2

I am trying to address the following issue. Let's assume a dataframe (loaded from a txt file) with the following structure (and thousands of rows):

foo.head()
         X            Y       Z 
 0  125417.5112  536361.8752 -1750.0
 1  127517.7647  533925.8644 -1750.0
 2  128144.1000  533199.4000 -1750.0
 3  128578.8385  532904.9288 -1750.0
 4  125417.5112  536361.8752 -1750.0
 ....

The data represents X Y and Z coordinates.

I also have a set of points that define a closed polygon. These are in a numpy array:

polypoints

array([[ 125417.5112,  536361.8752],
       [ 127517.7647,  533925.8644],
       [ 128144.1   ,  533199.4   ],
       ....
       [ 125417.5112,  536361.8752]])

How can i filter my dataframe to drop the rows that do NOT fall inside the closed polygon?

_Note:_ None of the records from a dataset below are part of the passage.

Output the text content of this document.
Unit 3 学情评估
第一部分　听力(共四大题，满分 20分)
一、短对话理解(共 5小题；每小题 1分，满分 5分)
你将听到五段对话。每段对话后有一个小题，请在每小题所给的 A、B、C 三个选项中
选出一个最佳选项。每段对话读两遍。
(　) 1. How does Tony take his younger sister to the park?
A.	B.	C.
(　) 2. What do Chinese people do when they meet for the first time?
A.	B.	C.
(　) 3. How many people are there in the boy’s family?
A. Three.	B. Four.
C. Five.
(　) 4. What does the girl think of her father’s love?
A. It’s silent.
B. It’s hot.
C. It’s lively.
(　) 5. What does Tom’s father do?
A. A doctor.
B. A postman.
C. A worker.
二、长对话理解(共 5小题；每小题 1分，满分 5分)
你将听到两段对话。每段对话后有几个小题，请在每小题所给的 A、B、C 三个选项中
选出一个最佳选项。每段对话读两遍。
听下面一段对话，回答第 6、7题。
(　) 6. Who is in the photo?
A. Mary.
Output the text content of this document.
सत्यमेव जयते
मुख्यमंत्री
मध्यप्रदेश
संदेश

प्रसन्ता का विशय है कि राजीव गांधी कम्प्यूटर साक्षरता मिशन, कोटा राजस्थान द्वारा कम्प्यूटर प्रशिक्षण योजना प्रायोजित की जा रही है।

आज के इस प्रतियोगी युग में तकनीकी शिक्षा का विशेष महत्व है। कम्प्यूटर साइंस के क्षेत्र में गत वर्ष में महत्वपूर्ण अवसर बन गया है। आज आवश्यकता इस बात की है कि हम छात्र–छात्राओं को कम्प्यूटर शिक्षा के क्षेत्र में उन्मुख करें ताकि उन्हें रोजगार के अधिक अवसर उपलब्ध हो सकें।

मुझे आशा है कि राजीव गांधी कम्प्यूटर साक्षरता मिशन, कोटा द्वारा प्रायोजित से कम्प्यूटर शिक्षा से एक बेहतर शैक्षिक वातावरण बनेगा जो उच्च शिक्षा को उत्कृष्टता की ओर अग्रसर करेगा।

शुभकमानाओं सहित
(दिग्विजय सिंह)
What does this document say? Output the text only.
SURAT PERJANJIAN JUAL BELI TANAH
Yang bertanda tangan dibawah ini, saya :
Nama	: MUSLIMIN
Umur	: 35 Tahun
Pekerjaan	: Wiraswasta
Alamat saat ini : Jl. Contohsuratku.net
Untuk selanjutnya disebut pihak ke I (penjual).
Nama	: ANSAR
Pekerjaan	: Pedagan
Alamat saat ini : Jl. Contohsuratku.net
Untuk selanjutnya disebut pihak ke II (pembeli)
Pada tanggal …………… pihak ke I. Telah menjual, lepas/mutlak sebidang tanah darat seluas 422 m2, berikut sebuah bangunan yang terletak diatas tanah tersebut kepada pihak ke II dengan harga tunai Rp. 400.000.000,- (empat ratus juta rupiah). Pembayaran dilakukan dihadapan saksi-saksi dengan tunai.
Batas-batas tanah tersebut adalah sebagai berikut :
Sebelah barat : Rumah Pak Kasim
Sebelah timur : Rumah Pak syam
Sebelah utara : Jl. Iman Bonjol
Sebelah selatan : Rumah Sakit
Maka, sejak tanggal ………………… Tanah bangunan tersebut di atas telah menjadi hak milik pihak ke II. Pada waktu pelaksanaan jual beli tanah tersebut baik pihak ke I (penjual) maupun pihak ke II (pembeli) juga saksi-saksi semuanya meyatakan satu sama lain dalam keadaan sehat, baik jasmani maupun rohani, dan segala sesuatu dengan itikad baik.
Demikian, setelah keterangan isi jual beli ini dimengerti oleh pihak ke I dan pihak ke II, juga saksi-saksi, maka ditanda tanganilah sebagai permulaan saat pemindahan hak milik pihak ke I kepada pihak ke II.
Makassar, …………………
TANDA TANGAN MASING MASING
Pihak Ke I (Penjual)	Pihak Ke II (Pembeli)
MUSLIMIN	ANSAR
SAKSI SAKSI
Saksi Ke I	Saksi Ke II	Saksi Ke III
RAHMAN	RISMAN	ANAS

I have tried defining the polygon using shapely.geometry polygon. By doing:

poly = Polygon(polypoints)

This works fine. But I am at a loss as to how to continue with this.

Help is much appreciated

----EDIT---- Please see below for updated solution

Red Sparrow
  • 387
  • 1
  • 5
  • 17
  • The classic algorithm for this is to draw a line from the point to infinity that doesn't intersect with any of the points and count how many edges it crosses. Odd for inside, even for outside. – Ignacio Vazquez-Abrams Feb 09 '18 at 17:08
  • Have a look at Geopandas: http://geopandas.org/set_operations.html – Rutger Kassies Feb 10 '18 at 06:36
  • @IgnacioVazquez-Abrams that would work for a more "simple" geometric shape i think. In my case it is a complex polygon so it is not as straight forward. Also, I am looking for a solution that works all the time – Red Sparrow Feb 13 '18 at 13:48
  • @RutgerKassies the overlay function looks really promising. Looking into it at the moment. Need to figure out if it can be applied also with polygon and points – Red Sparrow Feb 13 '18 at 13:49
  • It works with any complexity polygon, it simply gets more expensive to calculate as the number of edges goes up. – Ignacio Vazquez-Abrams Feb 13 '18 at 14:35

3 Answers3

3

The original solution suggested by @MrT works great. However, looking at geopandas as suggested by @Rutger Kassies, i have also found another solution. First one needs to install the geopandas package. Then the following code works for me:

import geopandas as gpd
from shapely.geometry import Point, Polygon, MultiPolygon
# load the data that should be cropped by the polygon
# this assumes that the csv file already includes 
# a geometry column with point data as performed below
dat_gpd = gpd.GeoDataFrame.from_csv(r'{}\data_to_crop.csv'.format(savedir), sep='\t')

# load the data of the polygon as a dataframe
arr_df = pd.DataFrame(data, columns=['X','Y','Z'])

# make shapely points out of the X and Y coordinates
point_data = [Point(xy) for xy in zip(arr_df.X, arr_df.Y)]

# assign shapely points as geometry to a geodataframe
# Like this you can also inspect the individual points if needed
arr_gpd = gpd.GeoDataFrame(arr_df, geometry=point_data)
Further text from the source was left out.